This is a story about two boys at a School in Delhi I almost attended. One said to the other 'Suck my cock and then I'll suck yours. Bahut maza aayega.' The second replied, 'you suck my cock first. I've never sucked cock so, if you go first, at least I'll know how it is done.' The first countered by saying, 'I too have never sucked cock. Since we are both novices in this field it follows that whichever of us is the first to suck cock will subsequently receive a greater benefit in the shape of a superior blow-job by reason of an expanded joint information set leading to improved choice of technique- i.e. there is a first mover advantage.'
Amartya Sen, who did a PhD at Cambridge on 'Choice of Technique' before coming to the Delhi School of Economics, thus persuaded, commenced sucking Manmohan Singh's cock with vim and vigor.
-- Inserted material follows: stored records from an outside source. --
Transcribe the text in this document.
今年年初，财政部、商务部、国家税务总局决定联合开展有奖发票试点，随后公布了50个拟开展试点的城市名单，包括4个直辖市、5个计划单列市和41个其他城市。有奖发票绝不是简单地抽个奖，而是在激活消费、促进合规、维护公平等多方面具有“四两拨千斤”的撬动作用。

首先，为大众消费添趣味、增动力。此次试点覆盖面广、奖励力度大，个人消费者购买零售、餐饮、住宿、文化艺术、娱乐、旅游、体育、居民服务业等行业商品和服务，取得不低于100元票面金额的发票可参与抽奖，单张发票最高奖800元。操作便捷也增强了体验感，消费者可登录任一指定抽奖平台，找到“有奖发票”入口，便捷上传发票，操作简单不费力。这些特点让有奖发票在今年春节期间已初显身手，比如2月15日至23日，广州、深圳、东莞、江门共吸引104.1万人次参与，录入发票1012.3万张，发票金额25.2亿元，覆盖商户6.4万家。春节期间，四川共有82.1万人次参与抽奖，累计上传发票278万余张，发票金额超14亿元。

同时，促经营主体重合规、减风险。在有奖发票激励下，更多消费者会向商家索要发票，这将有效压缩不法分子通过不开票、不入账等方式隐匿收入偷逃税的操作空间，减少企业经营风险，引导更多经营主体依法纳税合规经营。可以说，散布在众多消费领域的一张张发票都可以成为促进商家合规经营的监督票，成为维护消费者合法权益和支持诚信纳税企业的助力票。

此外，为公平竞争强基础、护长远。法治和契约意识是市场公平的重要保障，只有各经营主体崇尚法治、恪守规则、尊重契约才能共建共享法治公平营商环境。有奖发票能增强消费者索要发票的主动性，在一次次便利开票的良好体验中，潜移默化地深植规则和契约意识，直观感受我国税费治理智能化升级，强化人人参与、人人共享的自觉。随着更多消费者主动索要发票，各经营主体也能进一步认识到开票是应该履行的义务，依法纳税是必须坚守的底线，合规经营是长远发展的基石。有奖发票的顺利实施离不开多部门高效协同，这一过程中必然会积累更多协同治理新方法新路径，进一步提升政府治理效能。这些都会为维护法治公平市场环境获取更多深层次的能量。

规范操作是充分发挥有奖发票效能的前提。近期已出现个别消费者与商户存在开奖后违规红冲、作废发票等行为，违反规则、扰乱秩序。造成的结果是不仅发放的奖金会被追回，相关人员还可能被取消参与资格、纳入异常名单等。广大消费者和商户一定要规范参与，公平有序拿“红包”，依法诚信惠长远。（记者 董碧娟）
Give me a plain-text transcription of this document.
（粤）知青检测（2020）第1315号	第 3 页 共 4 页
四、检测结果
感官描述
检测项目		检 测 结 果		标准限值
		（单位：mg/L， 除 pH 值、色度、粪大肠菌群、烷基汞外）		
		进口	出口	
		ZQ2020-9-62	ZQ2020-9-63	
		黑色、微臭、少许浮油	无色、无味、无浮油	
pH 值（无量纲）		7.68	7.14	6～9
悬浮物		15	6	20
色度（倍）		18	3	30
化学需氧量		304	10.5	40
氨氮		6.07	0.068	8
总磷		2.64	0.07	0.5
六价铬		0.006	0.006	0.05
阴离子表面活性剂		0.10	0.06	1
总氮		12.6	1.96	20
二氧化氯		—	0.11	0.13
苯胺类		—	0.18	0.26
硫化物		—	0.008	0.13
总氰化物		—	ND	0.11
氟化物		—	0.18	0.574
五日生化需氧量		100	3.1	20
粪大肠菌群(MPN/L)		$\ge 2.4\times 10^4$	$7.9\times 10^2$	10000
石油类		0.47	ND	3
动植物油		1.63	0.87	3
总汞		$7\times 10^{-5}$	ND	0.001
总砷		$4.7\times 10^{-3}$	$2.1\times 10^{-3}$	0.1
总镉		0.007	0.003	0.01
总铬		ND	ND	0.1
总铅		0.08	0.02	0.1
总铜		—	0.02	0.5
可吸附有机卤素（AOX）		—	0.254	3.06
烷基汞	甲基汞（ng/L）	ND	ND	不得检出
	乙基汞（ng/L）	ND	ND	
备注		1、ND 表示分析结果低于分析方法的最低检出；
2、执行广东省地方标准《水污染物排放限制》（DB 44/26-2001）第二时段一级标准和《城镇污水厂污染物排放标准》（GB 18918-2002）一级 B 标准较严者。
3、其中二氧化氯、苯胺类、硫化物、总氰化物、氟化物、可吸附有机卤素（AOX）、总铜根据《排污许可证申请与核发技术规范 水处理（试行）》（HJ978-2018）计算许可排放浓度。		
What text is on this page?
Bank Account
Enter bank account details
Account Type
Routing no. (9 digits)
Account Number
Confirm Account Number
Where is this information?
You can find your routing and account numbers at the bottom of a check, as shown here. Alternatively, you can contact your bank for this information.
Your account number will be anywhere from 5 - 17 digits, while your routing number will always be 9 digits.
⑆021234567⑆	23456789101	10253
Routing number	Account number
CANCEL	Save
Predictably, the wily Sardar, whose PhD from Oxford was on Indian export performance, refused to reciprocate on the grounds that Cocksuckers suck the cocks of Real Men whereas no Real Man sucks the cock of a Cocksucker. The corollary is that India should only Liberalize its economy if it continues to handicap its manufacturing sector . This is because Manufacturing is quintessentially tradable while Services are inherently less so and thus can't catalyze sustainable export-led growth.
Sen left India with a bitter taste in his mouth and took his revenge by praising Rahul Gandhi's intelligence and sponsoring a Nalanda University in Bihar which refuses to budge from New Delhi. Manmohan Singh, on the other hand, quietly became Prime Minister.
My question to you is whether 'Cocksucker's dilemma'- as opposed to Kavka's toxin, as I suggested in my last book- is not more fundamental to elucidating Indian Social Choice's ongoing Concurrency deadlock?